L’antagonisme ethnique existant aurait dû, dans ce pays resté rural à 90 %,
conduire à mettre d’abord en place une gestion commune des affaires
provinciales et locales par les populations concernées afin qu’elles prennent
progressivement l’habitude de travailler ensemble.

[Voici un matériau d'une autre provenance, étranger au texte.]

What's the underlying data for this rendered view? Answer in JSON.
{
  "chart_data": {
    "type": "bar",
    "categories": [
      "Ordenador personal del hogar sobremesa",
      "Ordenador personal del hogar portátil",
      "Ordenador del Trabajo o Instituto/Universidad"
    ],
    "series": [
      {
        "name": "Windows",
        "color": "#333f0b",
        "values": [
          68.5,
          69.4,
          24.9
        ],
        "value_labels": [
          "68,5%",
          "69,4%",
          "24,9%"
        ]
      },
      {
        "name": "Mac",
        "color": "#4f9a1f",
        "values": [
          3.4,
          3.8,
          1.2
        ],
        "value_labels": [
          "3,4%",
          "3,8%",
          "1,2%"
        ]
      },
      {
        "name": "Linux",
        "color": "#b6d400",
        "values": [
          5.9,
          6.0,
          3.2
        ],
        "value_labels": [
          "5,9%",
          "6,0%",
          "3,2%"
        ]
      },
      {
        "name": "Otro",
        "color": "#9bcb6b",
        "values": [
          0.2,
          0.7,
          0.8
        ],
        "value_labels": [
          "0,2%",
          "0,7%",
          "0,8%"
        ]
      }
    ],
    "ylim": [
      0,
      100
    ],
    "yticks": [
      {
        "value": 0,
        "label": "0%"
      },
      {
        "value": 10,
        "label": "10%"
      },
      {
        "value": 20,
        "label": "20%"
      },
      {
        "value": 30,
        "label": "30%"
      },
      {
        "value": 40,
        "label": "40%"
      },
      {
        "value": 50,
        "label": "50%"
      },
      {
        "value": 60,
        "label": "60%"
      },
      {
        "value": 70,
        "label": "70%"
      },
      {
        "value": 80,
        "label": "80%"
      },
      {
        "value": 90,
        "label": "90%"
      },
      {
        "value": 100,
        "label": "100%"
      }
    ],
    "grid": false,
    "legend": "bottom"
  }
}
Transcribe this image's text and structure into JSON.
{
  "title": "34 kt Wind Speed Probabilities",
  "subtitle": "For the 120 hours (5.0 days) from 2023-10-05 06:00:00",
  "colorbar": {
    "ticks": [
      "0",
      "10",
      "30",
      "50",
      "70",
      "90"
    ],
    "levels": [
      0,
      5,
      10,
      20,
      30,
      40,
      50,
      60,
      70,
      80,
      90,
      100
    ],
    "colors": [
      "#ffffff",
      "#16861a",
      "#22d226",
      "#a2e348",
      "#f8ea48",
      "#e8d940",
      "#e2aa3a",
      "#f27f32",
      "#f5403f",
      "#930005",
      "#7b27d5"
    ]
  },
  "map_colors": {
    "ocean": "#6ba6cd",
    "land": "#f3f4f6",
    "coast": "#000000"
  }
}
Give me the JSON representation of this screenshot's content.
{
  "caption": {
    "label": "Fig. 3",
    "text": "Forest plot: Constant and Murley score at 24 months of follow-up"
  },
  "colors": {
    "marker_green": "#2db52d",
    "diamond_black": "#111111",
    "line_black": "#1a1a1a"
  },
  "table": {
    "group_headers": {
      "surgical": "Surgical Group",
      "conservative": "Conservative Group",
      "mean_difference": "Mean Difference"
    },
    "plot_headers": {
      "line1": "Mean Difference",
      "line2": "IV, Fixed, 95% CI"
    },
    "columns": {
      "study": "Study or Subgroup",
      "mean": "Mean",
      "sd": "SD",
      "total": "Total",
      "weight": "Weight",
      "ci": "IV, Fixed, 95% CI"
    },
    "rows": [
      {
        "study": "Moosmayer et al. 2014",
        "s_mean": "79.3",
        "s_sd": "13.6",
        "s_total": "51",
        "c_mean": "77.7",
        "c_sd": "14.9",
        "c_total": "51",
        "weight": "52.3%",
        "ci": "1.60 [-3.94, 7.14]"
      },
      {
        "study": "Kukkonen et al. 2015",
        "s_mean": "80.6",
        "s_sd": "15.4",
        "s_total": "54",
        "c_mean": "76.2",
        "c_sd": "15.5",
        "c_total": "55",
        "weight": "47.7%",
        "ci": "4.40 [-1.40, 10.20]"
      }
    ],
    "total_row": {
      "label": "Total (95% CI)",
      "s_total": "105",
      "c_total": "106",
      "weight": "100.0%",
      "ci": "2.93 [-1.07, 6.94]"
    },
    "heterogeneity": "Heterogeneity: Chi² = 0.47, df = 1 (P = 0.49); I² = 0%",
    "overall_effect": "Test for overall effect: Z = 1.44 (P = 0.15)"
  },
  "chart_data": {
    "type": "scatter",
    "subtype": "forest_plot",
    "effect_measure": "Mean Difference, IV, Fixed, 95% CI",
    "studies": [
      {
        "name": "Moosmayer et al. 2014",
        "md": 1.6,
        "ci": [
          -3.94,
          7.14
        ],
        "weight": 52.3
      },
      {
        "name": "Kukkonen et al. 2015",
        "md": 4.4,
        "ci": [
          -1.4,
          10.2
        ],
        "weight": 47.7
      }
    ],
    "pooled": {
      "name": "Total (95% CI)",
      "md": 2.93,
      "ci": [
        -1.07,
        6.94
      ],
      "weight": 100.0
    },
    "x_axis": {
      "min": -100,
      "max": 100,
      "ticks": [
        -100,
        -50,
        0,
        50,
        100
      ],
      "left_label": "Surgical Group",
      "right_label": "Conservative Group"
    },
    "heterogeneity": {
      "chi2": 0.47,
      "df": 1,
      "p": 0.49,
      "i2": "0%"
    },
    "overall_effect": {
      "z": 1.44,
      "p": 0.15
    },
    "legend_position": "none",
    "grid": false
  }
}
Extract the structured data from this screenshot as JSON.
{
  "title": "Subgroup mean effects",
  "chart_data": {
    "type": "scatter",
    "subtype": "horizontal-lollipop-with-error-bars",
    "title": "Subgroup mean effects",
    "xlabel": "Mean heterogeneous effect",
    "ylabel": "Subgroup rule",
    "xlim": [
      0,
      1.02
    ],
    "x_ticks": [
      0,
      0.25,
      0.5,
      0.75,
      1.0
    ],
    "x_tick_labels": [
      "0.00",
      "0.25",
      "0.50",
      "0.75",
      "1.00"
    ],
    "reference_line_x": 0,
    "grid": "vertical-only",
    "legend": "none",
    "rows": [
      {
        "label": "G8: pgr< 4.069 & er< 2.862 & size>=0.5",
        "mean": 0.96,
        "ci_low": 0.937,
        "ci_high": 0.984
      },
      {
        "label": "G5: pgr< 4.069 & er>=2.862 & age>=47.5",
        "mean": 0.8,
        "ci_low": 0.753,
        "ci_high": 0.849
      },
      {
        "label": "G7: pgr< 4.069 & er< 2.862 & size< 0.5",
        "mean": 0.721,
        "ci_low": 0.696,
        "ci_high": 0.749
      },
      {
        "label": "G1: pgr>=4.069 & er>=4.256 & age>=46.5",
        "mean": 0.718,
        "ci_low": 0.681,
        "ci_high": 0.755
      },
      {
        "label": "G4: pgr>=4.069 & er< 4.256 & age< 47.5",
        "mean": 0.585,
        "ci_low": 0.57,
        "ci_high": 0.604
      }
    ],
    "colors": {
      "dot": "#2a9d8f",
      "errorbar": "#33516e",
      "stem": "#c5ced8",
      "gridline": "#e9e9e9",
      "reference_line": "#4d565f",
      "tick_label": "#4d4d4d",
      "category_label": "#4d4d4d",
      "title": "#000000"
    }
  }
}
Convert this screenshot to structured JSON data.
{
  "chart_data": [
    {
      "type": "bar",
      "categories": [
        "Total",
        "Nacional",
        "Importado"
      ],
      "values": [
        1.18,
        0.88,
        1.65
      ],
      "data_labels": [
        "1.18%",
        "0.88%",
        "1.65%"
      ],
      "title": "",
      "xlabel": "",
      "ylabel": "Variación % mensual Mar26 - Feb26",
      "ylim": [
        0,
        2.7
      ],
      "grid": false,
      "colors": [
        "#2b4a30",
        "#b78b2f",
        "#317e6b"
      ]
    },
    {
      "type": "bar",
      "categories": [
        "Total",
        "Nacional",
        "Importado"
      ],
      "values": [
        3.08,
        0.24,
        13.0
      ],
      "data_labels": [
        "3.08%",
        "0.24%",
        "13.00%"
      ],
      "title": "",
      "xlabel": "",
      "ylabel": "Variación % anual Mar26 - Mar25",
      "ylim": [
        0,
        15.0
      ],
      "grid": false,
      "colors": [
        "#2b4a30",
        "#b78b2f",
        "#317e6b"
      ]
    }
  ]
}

Par ailleurs, les événements ont montré que l’application du principe
« un homme, une voix » présentait un très grand risque d’élimination de la
minorité. Il fallait donc adopter d’autres institutions, d’autres usages, et
ménager une période de transition.
Il a enfin considéré que la communauté internationale, si elle voulait
influencer le destin d’un pays comme le Burundi, se devait de ne pas
intervenir en ordre dispersé. La multiplication des « facilitateurs » de tous
ordres envoyés au Burundi dans le même moment et qui ne tenaient pas le
même langage a concouru à alimenter les surenchères entre les différents
protagonistes burundais, qui ont d’ailleurs su très habilement en jouer.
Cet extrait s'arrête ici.